Histopathology, the current gold standard for cancer diagnosis, involves the manual examination of tissue samples after chemical staining, a time-consuming process requiring expert analysis. Raman spectroscopy is an alternative, stain-free method of extracting information from samples. Using nnU-Net, we trained a segmentation model on a novel dataset of spatial Raman spectra aligned with tumour annotations, achieving a mean foreground Dice score of 80.9%, surpassing previous work. Furthermore, we propose a novel, interpretable, prototype-based architecture called RamanSeg. RamanSeg classifies pixels based on discovered regions of the training set, generating a segmentation mask. Two variants of RamanSeg allow a trade-off between interpretability and performance: one with prototype projection and another projection-free version. The projection-free RamanSeg outperformed a U-Net baseline with a mean foreground Dice score of 67.3%, offering a meaningful improvement over a black-box training approach.
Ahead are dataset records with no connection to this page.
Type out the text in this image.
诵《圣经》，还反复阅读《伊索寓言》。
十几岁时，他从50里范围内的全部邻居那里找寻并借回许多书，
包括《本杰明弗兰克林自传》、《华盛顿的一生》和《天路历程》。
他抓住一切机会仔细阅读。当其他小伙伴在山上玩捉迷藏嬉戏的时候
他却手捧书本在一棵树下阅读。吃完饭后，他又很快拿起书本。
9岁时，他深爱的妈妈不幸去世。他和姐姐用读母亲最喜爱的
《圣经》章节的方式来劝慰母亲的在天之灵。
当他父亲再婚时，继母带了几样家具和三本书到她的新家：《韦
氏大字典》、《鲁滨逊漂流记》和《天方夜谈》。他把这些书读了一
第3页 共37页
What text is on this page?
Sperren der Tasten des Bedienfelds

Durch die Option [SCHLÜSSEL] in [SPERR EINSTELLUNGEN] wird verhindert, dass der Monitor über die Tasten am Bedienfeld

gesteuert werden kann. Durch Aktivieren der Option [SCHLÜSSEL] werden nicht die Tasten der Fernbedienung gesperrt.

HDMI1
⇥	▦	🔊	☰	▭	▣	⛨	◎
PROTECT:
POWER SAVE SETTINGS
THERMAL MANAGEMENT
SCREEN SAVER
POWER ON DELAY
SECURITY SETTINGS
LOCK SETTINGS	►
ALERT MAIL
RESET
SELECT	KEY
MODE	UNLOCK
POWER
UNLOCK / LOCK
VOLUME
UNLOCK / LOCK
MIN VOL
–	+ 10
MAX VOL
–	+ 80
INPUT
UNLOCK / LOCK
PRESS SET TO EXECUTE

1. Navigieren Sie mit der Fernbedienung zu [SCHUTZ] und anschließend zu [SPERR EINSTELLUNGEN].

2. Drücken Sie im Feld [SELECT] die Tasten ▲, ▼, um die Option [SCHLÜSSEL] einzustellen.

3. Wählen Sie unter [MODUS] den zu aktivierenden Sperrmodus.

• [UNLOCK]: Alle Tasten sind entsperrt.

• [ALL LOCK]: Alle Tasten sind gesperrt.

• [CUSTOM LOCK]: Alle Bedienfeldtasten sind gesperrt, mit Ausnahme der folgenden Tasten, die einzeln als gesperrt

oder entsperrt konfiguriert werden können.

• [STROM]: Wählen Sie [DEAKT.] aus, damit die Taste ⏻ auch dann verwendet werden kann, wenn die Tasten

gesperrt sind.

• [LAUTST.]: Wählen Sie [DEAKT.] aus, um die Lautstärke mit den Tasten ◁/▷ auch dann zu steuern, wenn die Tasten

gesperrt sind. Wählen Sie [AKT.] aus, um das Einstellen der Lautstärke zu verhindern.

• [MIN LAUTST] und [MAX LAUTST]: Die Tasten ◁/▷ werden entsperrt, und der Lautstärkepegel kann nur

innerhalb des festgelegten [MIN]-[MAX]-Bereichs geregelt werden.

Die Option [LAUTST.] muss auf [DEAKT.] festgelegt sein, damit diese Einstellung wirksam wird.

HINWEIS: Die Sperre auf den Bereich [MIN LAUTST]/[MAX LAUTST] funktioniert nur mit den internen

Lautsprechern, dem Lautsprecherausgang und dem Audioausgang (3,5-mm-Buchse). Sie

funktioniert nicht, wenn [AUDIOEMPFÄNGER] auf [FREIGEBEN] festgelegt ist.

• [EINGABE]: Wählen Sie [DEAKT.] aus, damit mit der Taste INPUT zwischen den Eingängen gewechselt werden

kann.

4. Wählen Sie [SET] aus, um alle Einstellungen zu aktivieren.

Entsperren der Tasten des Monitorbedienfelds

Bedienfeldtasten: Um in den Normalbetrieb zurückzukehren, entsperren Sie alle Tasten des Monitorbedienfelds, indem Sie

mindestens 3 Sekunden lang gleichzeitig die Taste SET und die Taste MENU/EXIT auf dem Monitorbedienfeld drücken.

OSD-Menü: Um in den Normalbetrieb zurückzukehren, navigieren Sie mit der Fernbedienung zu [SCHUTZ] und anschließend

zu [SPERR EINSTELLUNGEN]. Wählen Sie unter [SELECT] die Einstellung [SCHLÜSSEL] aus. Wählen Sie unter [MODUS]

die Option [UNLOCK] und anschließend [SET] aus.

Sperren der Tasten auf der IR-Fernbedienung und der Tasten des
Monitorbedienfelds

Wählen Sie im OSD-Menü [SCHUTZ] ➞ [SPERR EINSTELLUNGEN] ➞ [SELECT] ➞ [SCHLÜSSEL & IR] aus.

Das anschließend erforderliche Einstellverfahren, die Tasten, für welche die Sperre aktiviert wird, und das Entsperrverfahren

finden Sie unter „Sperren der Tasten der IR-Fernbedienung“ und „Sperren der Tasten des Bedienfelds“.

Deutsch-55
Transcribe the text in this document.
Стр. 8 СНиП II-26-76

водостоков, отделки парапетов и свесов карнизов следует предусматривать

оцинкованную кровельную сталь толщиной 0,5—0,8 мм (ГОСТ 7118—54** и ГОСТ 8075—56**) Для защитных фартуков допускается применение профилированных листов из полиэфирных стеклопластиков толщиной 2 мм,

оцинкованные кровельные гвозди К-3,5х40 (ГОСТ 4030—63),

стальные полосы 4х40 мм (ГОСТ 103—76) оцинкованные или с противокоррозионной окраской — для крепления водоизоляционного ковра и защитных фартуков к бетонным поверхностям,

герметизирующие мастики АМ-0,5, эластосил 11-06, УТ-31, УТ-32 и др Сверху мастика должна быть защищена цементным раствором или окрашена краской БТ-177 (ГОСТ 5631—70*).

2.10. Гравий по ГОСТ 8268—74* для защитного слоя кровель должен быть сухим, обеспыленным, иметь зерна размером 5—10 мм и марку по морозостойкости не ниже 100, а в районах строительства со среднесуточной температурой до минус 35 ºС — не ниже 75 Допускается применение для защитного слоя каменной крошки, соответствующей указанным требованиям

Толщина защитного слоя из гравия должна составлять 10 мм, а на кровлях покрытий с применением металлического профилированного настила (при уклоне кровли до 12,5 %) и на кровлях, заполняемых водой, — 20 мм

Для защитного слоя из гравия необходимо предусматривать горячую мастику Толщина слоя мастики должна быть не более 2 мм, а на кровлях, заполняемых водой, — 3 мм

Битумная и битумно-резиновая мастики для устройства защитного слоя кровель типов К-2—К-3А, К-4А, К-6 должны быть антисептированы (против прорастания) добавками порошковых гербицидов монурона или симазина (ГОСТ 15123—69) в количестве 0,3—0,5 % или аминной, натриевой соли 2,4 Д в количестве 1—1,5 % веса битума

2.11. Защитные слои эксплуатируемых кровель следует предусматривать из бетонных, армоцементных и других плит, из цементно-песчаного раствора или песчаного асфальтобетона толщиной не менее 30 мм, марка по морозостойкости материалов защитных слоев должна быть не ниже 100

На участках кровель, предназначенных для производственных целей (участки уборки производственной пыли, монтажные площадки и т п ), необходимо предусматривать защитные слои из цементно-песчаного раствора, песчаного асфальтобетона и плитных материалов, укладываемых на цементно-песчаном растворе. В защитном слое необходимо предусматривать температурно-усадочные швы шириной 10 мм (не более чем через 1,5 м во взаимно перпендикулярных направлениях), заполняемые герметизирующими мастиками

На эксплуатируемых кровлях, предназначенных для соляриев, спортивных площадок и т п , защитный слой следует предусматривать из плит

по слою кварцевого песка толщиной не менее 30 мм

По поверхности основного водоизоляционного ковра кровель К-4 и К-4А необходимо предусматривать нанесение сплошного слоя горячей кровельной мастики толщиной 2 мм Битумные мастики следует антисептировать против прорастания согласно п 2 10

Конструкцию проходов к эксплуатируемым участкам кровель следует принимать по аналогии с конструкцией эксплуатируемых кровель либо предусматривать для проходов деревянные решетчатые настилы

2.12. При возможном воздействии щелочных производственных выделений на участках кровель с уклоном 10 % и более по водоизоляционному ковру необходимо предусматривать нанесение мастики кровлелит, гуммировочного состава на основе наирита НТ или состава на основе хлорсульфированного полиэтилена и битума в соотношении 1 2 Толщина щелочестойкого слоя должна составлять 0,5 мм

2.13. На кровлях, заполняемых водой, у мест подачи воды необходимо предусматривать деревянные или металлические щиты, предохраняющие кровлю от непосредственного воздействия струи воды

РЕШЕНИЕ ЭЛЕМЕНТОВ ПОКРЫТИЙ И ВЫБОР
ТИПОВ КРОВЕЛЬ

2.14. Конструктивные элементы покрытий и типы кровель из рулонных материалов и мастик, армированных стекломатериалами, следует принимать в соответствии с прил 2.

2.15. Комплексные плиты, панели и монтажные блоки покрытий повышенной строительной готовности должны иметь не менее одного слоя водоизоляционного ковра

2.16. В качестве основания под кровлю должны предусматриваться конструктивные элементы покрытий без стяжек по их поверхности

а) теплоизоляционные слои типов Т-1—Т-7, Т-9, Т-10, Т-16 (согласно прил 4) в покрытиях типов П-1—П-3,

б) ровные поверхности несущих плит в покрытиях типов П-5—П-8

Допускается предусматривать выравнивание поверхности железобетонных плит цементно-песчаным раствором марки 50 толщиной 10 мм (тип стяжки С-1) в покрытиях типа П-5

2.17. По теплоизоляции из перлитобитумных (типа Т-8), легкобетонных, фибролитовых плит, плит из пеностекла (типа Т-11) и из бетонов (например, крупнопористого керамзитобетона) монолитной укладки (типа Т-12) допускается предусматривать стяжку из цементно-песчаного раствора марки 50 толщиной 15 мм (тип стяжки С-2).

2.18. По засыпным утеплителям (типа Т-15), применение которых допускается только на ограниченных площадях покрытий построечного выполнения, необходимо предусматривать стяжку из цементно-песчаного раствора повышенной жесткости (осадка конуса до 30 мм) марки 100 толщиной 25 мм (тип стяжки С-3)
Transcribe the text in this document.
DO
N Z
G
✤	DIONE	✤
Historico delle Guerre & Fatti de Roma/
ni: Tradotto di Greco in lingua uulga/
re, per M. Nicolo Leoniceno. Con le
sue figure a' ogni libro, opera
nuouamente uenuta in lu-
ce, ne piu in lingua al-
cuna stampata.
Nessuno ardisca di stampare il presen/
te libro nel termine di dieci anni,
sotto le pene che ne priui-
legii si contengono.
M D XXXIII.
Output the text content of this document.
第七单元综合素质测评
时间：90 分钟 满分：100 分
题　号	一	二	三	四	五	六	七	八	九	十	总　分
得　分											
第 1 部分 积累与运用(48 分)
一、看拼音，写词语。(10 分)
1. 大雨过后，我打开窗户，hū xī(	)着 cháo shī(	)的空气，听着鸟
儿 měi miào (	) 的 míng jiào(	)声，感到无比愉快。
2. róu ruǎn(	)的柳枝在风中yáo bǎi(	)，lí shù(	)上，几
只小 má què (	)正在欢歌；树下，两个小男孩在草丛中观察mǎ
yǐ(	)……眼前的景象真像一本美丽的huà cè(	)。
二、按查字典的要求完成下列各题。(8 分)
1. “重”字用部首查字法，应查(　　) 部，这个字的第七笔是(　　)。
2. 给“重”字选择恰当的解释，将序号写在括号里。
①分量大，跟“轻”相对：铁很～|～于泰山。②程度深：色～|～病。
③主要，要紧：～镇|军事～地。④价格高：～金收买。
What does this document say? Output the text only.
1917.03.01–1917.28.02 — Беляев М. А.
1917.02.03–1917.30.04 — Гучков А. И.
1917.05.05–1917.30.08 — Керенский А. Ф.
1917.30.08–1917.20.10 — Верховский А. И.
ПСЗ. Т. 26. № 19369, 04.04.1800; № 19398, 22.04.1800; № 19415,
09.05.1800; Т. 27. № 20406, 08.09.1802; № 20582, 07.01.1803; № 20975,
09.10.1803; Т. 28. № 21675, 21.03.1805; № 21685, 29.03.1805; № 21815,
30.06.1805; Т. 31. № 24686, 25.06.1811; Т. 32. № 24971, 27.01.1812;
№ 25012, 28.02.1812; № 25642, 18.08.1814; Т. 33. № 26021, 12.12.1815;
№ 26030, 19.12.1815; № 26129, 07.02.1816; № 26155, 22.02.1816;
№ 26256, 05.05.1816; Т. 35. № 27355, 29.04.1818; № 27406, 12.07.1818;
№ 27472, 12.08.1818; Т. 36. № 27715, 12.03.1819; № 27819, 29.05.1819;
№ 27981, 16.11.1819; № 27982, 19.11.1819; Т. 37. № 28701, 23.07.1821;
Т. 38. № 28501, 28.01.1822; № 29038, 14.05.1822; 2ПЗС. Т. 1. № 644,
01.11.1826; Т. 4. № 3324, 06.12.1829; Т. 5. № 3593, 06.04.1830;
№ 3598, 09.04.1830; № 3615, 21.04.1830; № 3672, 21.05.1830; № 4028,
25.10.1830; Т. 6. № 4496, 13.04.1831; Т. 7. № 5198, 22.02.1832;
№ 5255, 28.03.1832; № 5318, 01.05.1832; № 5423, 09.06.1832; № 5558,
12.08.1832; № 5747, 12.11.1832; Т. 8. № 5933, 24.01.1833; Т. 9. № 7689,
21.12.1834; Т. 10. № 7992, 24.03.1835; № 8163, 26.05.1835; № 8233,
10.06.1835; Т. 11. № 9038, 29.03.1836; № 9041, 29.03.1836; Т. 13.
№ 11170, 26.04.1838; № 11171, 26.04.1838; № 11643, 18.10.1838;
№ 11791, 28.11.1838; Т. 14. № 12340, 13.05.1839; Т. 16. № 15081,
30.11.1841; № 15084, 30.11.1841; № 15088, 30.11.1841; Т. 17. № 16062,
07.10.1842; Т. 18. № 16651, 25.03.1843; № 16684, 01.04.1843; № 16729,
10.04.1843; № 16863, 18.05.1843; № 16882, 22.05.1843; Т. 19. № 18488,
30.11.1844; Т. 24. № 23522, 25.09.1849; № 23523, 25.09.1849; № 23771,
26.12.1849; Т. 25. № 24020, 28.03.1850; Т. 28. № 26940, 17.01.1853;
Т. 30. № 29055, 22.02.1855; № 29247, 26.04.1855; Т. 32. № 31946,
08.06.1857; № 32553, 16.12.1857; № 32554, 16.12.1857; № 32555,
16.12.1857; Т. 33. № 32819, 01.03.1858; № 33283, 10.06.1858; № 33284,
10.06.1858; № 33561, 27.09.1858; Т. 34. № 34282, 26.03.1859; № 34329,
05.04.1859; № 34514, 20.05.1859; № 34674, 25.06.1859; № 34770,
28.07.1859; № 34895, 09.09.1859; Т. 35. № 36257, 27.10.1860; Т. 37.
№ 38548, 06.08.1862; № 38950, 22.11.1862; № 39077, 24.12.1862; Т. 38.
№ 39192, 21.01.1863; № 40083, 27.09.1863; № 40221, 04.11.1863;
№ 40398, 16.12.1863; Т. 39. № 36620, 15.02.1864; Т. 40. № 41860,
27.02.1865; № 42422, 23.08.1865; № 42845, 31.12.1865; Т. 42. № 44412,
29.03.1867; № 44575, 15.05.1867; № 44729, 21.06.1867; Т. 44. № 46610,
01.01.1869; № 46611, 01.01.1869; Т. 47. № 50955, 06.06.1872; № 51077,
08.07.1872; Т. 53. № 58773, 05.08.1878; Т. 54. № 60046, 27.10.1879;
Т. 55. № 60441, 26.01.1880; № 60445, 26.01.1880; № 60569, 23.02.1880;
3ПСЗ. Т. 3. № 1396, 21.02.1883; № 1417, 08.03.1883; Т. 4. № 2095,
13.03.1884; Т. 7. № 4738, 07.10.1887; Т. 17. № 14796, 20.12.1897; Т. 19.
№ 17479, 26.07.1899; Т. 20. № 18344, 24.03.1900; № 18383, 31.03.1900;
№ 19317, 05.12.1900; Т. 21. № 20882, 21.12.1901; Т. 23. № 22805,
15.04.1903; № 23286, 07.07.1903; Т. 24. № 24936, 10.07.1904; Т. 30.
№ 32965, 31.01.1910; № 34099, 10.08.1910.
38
翻译：组织病理学作为当前癌症诊断的金标准，涉及对化学染色后组织样本的人工检查，这一过程耗时且需要专家分析。拉曼光谱是一种无需染色的替代方法，可从样本中提取信息。我们利用nnU-Net在新型空间拉曼光谱数据集（与肿瘤标注对齐）上训练了分割模型，获得了80.9%的平均前景Dice分数，超越了先前工作。此外，我们提出了一种新型可解释的基于原型的架构——RamanSeg。该模型通过发现训练集中的特征区域对像素进行分类，并生成分割掩码。RamanSeg的两种变体可在可解释性与性能之间进行权衡：一种采用原型投影机制，另一种为无投影版本。无投影版RamanSeg以67.3%的平均前景Dice分数超越了U-Net基线，相较于黑盒训练方法实现了显著改进。